# Hymer Habitation damp test



## aguilas389 (May 18, 2008)

Does anyone know the leeway given by Hymer as to how long either side of the due date you can have the habitation damp test done and still retain the warranty?
Many thanks
Mike and Marion


----------



## peejay (May 10, 2005)

Hi;

6 months either side of due date (from date of first registration).

Pete


----------



## MikeCo (Jan 26, 2008)

I always thought that it was one month either side of warranty date, I could be wrong however.

Mike


----------



## peejay (May 10, 2005)

My information supplied by HymerUK when I asked them this very question a while back, so pretty confident its correct. :wink: 

Pete


----------



## RichardnGill (Aug 31, 2006)

I was told 90 days when we had our Hymer.


Richard...


----------



## davesport (Nov 12, 2006)

Six months I gather. I was nearly over but the servicing dealer reassured me up to 6 months was fine. I don't think this was cummulative though.
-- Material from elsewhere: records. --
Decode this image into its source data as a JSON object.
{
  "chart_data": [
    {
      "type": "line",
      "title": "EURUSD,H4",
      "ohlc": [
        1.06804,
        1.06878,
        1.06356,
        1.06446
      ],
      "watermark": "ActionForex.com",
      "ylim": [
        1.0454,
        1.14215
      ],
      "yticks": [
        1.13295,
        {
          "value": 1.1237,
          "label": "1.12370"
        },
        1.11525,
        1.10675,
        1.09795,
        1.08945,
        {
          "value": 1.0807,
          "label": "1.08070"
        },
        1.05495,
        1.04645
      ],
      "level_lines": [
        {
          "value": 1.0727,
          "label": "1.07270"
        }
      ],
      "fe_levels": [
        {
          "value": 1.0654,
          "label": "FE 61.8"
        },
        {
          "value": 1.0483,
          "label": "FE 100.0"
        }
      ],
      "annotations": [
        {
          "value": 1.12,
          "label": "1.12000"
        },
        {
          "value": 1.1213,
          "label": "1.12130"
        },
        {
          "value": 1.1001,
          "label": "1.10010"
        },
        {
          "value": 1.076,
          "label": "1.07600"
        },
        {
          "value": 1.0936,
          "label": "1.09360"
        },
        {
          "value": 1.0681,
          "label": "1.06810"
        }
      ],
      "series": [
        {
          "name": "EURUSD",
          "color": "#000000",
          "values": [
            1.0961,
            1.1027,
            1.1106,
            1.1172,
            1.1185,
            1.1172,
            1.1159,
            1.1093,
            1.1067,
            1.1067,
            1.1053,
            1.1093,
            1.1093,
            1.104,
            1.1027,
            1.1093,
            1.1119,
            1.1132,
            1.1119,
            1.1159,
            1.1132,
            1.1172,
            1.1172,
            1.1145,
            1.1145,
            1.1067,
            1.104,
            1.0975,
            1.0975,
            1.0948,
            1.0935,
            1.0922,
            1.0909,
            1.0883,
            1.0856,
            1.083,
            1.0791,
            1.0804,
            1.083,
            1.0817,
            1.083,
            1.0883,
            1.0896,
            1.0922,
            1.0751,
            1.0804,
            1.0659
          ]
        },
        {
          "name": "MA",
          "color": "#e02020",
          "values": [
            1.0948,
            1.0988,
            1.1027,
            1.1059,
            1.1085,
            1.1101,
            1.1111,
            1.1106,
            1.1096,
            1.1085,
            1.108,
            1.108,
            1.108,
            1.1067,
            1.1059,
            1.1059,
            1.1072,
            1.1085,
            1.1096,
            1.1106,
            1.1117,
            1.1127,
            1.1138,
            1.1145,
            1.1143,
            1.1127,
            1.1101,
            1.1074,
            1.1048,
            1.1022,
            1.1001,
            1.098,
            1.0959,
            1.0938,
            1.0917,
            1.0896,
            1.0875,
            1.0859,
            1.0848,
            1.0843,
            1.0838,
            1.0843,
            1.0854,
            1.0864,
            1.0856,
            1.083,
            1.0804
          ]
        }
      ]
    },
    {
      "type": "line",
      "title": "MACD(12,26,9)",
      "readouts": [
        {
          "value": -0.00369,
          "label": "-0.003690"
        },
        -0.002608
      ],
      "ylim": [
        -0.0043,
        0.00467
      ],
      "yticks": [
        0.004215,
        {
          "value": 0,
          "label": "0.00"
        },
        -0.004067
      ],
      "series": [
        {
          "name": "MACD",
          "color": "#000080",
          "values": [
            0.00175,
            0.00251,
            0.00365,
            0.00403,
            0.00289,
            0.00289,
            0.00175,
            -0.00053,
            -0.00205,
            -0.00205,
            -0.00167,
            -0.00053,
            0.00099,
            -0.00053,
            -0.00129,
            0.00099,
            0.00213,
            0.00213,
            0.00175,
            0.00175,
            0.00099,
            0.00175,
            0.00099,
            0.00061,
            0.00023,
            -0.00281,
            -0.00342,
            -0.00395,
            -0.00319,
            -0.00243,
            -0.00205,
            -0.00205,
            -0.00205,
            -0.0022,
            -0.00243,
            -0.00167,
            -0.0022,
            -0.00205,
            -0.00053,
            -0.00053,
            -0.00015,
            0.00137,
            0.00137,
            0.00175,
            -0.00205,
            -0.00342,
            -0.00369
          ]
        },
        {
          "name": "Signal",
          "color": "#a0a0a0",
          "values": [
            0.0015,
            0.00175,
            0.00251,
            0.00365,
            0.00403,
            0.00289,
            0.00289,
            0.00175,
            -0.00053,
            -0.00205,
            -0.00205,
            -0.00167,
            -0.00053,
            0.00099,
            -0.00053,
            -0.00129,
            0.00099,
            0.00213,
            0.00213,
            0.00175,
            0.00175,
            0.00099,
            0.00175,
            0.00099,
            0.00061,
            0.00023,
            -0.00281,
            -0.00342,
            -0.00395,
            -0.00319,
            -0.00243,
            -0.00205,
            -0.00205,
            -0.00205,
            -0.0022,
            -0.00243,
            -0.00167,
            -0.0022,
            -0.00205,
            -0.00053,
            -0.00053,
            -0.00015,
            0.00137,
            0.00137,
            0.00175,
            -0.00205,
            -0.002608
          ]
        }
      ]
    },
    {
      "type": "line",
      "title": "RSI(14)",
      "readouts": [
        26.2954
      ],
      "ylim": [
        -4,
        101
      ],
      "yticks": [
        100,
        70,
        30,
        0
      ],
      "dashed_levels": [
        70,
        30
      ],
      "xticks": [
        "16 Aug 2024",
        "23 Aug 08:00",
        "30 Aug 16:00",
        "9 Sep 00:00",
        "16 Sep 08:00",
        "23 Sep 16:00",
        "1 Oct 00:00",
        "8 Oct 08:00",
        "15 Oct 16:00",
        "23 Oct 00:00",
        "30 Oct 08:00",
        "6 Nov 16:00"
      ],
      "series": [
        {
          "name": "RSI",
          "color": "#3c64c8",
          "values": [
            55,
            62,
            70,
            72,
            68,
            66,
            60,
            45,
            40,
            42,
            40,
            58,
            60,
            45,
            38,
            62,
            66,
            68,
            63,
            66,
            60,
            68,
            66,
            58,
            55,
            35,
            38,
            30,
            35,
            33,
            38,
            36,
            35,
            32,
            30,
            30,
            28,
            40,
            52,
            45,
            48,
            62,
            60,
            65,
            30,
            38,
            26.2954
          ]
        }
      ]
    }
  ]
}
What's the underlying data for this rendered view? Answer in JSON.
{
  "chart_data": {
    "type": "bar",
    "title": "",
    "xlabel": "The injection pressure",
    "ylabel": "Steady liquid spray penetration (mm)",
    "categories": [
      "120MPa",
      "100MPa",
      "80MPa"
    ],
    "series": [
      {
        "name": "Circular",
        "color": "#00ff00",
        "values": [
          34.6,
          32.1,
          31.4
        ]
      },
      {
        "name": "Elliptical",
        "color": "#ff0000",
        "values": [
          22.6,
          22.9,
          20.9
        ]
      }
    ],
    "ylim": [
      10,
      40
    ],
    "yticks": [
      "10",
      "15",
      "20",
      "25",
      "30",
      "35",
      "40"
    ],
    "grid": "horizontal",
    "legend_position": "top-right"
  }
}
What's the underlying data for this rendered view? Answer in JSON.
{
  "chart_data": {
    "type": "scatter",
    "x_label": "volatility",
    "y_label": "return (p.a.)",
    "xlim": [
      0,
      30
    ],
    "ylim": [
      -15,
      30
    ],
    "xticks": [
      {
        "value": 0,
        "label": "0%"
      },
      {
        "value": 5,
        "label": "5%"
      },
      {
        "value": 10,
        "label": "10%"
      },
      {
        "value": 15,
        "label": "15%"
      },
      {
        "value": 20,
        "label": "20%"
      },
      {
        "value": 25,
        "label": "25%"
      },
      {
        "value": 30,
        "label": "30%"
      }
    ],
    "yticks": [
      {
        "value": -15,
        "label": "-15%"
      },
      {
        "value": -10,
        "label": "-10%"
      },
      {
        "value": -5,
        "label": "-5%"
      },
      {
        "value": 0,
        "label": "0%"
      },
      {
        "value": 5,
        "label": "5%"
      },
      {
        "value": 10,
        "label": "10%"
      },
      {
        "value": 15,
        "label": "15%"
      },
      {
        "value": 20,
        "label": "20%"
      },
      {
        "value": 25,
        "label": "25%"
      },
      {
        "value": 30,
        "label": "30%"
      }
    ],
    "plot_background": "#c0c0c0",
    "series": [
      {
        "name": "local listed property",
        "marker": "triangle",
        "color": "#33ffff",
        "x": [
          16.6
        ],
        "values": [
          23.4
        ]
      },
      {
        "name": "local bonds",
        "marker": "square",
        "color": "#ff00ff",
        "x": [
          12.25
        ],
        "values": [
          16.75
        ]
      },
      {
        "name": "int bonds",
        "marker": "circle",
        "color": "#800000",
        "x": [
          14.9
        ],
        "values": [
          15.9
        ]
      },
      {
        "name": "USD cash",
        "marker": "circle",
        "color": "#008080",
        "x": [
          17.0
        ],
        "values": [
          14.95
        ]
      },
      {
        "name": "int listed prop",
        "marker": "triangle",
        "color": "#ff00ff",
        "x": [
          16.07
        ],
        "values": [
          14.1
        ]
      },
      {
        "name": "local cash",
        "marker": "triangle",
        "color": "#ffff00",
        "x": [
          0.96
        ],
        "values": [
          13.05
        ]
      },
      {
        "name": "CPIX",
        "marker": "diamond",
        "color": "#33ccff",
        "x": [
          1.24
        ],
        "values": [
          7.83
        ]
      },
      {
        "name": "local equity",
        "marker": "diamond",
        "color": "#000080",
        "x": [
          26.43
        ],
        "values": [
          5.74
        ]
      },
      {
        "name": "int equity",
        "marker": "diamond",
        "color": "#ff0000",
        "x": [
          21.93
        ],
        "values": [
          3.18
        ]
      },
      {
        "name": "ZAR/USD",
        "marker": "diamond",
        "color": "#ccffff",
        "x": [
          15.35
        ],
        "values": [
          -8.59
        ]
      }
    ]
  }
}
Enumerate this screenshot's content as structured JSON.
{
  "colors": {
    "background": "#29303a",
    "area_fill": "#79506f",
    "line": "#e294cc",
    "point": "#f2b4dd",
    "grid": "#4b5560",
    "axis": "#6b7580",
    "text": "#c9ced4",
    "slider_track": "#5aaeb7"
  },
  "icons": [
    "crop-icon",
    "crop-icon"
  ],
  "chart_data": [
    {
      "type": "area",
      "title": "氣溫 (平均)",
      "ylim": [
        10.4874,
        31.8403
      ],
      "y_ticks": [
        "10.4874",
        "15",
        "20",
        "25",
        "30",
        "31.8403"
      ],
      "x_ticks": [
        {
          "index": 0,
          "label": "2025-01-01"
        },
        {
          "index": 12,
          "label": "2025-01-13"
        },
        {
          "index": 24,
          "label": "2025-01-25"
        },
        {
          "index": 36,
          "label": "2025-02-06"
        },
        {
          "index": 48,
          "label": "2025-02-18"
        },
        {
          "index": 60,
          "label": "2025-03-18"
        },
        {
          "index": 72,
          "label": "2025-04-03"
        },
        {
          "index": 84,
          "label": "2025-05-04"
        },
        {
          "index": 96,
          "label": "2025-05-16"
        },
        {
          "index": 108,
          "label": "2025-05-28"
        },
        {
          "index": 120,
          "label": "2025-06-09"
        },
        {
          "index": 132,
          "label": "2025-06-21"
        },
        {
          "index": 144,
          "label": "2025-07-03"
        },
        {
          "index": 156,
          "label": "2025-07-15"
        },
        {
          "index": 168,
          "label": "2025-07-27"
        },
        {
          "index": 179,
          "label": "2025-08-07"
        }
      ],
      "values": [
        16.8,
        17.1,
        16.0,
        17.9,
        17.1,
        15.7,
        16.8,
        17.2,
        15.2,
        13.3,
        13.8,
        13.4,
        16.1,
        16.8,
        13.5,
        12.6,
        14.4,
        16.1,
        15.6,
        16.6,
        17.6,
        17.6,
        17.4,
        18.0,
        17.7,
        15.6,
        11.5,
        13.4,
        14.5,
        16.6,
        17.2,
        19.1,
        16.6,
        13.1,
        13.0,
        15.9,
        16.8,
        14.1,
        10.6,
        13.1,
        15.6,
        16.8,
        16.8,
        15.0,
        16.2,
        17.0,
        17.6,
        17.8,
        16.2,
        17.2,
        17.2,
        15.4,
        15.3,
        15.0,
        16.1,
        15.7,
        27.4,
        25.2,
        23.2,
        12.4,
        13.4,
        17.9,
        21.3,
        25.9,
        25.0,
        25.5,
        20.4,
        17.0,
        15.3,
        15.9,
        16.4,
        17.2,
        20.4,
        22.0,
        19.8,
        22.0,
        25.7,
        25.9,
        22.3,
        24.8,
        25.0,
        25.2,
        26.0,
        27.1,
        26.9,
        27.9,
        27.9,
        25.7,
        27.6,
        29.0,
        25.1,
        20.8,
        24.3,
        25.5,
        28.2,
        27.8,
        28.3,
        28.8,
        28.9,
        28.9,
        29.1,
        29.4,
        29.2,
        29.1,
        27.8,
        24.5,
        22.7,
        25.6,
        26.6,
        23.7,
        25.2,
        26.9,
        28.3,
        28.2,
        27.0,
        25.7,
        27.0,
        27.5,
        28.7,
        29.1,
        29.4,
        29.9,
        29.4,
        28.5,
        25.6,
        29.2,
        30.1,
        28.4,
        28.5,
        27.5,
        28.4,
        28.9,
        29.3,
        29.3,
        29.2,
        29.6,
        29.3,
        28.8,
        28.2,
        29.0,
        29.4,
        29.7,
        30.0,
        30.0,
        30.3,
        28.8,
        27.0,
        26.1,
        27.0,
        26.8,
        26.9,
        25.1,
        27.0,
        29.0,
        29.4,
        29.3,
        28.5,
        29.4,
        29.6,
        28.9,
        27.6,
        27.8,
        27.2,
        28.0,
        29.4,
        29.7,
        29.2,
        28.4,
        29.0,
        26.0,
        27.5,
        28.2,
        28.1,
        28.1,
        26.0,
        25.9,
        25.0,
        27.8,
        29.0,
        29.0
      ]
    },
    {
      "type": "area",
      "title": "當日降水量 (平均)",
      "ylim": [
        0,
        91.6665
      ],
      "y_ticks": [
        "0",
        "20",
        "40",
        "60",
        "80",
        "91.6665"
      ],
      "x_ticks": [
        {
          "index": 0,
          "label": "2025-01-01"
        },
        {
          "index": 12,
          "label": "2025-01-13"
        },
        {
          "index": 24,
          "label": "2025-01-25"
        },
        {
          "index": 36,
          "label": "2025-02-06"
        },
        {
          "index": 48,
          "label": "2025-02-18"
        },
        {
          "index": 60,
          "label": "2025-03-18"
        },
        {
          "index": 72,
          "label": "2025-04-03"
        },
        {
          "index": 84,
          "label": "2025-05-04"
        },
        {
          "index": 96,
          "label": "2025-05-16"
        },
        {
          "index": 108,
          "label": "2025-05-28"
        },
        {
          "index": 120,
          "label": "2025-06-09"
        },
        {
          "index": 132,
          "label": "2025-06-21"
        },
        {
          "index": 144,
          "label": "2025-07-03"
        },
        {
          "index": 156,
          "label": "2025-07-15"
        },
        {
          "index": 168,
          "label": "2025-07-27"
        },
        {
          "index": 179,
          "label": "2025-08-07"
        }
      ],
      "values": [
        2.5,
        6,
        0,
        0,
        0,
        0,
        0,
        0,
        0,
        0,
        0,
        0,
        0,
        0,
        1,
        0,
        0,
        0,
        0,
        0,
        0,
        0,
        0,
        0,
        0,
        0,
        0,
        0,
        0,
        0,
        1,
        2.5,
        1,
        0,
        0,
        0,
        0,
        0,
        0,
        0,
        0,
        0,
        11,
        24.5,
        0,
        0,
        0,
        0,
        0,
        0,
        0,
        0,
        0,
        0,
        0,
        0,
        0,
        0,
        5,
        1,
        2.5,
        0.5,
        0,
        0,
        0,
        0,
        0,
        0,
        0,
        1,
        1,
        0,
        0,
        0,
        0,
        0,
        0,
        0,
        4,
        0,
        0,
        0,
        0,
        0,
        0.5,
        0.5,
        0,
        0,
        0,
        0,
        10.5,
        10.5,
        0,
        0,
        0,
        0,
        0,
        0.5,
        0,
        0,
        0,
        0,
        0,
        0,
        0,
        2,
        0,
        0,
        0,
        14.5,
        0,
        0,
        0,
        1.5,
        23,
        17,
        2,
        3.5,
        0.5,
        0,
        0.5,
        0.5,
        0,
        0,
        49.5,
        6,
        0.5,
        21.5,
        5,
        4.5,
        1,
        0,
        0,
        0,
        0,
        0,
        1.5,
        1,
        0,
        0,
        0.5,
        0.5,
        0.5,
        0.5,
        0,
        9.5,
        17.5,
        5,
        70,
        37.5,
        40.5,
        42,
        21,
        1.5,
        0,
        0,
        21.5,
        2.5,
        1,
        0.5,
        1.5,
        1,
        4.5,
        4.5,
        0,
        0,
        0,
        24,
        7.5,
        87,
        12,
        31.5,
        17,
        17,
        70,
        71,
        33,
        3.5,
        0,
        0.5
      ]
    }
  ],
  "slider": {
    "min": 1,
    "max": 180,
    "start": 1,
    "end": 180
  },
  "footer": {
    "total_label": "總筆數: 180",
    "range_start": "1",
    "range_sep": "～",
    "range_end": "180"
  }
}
IE getting it done every 18 months.

D.


----------



## MyGalSal (Dec 8, 2008)

I asked Hymer at Bad Waldsee and they said up to 6 months later the first year but then within 12 months thereafter.
Sal


----------



## samsung (Jan 24, 2009)

*Habitation Check leeway*

We had our Hymer Habitation checked in October and Hymer UK told us there was a 6 month leeway.This seems to be the majority answer.
Thanks
Samsung


----------



## hymermick1 (Aug 22, 2005)

hi,
had mine done at bad waldsee in november and its 3 months either side of last test.
mike.


----------